A short story on the Battle of Britain that was originally posted here on the 18 Feb 2001.
The Battle of Britain is frequently also regarded as the first major turning point of the war, when the allied forces finally had a turn of the tide against the onslaught of German invasion forces in Europe. Hitler had more or less gobbled up a huge chunk of Europe- including Holland, Belgium, Czechoslovakia, Poland and France- and was finally facing Great Britain on the shores of France, his old adversary. Great Britain is separated from the main continent of Europe by a channel, and Hitler knew that in order for the island to be invaded, the Royal Air Force would have to be defeated by the German Air Force, the Luftwaffe.
And so it went; for the next 3 months, the very brave British fighter pilots flew against the very skilled bomber and fighter pilots from the Luftwaffe in a violent battle for the skies; dozens and on occasion hundreds of planes from both sides were lost daily, many of their pilots killed as well.

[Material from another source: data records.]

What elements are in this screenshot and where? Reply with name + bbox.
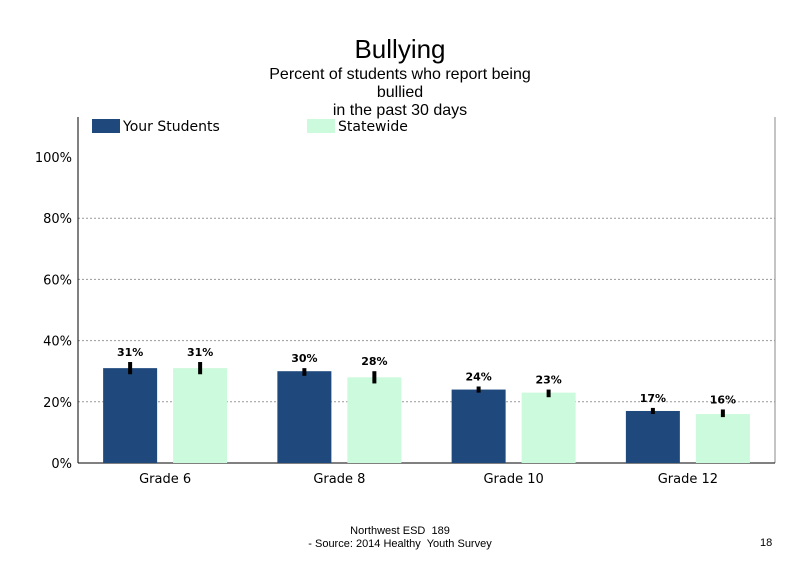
y-tick-label: 60% [43,273,72,288]
x-tick-label: Grade 8 [313,472,365,487]
bar [347,377,402,463]
data-label: 23% [535,374,561,387]
footer-org: Northwest ESD 189 [350,525,450,537]
y-tick-label: 0% [51,457,72,472]
data-label: 24% [465,371,491,384]
y-tick-label: 40% [43,335,72,350]
data-label: 17% [640,392,666,405]
chart-title: Bullying [354,34,446,64]
y-tick-label: 100% [35,151,72,166]
y-tick-label: 80% [43,212,72,227]
x-tick-label: Grade 10 [483,472,543,487]
data-label: 16% [710,393,736,406]
data-label: 28% [361,355,387,368]
x-tick-label: Grade 6 [139,472,191,487]
footer: Northwest ESD 189 - Source: 2014 Healthy… [0,525,800,551]
bar [451,389,506,463]
bar [625,410,680,463]
bar [277,371,332,463]
chart-subtitle: Percent of students who report being bul… [269,66,531,119]
legend-swatch [92,119,120,133]
bar [173,368,228,463]
y-tick-label: 20% [43,396,72,411]
bar [521,392,576,463]
bar [695,414,750,463]
legend-label: Statewide [338,119,408,135]
data-label: 31% [187,346,213,359]
page-number: 18 [760,537,773,549]
x-tick-label: Grade 12 [658,472,718,487]
data-label: 31% [117,346,143,359]
data-label: 30% [291,352,317,365]
legend-label: Your Students [122,119,220,135]
footer-source: - Source: 2014 Healthy Youth Survey [308,538,492,550]
legend-swatch [307,119,335,133]
bar [103,368,158,463]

Contrary to conventional wisdom, the Royal Air Force in reality came very close to losing this air war. In simple terms, it was a war of attrition, but the Luftwaffe had more planes and pilots. The Brits were losing more pilots than could be replaced, and at the last juncture in August 1940, Britain had more planes coming out from the production than pilots to fly them. Britain needed a breather and for its pilots and airfields to recuperate- and this came right in the form of a tremendous blunder made by a couple of German pilots from a otherwise normally very professional Luftwaffe. On a routine bombing mission, German bombers sent to hit military targets in Rochester got quite lost, and by mistake dropped their bombs on civilian targets in London instead.
Now, up till this time, both sides had an implicit understanding that civilian cities would not be targeted. But when the bombs hit London- and in reality did very little damage- Sir Winston Churchill (the Prime Minister of Great Britain) immediately sent his bombers to hit Berlin in return. He had been waiting for exactly such an excuse.
Again, the raid on Berlin in reality did very little damage, but Hitler was furious at this British effrontery! He had, after all, boasted to the German people that no Germany city would ever be bombed. And in a critical decision (and a major strategic blunder), he let his vengeful instincts got the better of him. Just at the point when the Royal Air Force was to be broken, he demanded that the Luftwaffe immediately switch targets from air fields to civilian cities instead- and unwittingly relieving the Royal Air Force from the immense pressure it had been under. Thousands of civilian lives were subsequently lost in the bombing of London, but the RAF could recuperate, and it slower grew back to strength- finally defeating the Luftwaffe.
Had Great Britain lost this crucial battle for the skies, our history would had been very different. Germany would most likely had been able to successfully invade the island, and the United States may never had been able to stage the Normandy landings, necessary to free Europe from the Germany occupation armies.